During talks with Ukrainian Foreign Minister Dmytro Kuleba on the sidelines of the conference on Saturday, Wang said China does not want to see the crisis extend to a large-scale, long-term conflict, and will work with the international community to strive for peace.
Kuleba said Ukraine attaches great importance to China's international status and influence, as well as its position on a political solution to the crisis, adding he expects China to continue playing a constructive role.
China has made intensive diplomatic efforts on the Ukraine issue. Wang, both on the sidelines of the annual international security gathering and during his ongoing European tour, which has already taken him to France and Italy, has reiterated China's position and exchanged views with his counterparts on the issue.
"The more complicated the situation is, the more urgent it is to adopt a calm and practical attitude, and the more protracted the flames of war are, the more countries can't give up peace efforts," Wang said.
Cui Hongjian, director of the China Institute of International Studies' European Studies Department, said the proposed release of a position paper shows China is a responsible major country.

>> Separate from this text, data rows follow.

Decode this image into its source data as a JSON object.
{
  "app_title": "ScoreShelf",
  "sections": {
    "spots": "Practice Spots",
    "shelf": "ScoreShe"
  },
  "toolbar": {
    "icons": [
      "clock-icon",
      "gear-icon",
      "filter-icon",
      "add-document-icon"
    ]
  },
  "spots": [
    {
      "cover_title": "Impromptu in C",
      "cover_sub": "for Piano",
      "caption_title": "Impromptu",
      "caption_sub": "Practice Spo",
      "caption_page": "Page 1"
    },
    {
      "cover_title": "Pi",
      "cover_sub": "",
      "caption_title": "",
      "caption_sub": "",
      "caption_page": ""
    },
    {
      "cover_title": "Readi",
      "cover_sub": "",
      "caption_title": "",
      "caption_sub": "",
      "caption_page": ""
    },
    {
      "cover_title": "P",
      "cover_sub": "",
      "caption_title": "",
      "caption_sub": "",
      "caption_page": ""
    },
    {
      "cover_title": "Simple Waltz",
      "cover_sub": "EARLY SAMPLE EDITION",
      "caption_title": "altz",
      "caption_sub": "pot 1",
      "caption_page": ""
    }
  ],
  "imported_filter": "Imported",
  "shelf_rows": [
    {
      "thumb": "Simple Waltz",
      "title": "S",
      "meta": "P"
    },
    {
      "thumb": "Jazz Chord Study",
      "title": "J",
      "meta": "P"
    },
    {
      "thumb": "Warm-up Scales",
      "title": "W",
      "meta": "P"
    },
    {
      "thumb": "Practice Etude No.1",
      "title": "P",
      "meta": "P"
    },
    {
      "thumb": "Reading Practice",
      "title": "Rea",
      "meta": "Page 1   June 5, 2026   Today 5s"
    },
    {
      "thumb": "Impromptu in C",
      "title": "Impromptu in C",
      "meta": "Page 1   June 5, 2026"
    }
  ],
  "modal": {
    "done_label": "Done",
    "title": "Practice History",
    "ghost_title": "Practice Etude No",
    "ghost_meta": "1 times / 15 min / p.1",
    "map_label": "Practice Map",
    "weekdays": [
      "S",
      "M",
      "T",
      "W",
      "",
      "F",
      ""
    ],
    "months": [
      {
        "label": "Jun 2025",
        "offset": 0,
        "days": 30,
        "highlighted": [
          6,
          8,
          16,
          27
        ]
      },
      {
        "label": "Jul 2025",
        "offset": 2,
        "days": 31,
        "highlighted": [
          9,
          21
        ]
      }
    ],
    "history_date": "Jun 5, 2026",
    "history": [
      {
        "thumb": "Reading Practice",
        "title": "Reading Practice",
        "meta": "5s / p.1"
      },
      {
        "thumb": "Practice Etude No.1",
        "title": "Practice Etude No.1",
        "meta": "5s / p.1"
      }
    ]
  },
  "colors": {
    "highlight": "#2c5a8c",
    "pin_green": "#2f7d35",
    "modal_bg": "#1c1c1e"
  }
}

Compared with Western countries increasing arms and munitions supplies on top of those already promised to Ukraine and intensifying sanctions against Russia, Cui said China does not provide any side with so-called support that may aggravate the conflict.
"Instead, Beijing tries its best to create favorable conditions for the settlement of the issue via negotiation," he said.
Noting that Beijing's position is based on experience, Cui said, "Though confronting security challenges, China, with the best peace and security record among the major countries, always adheres to resolving disputes by peaceful means.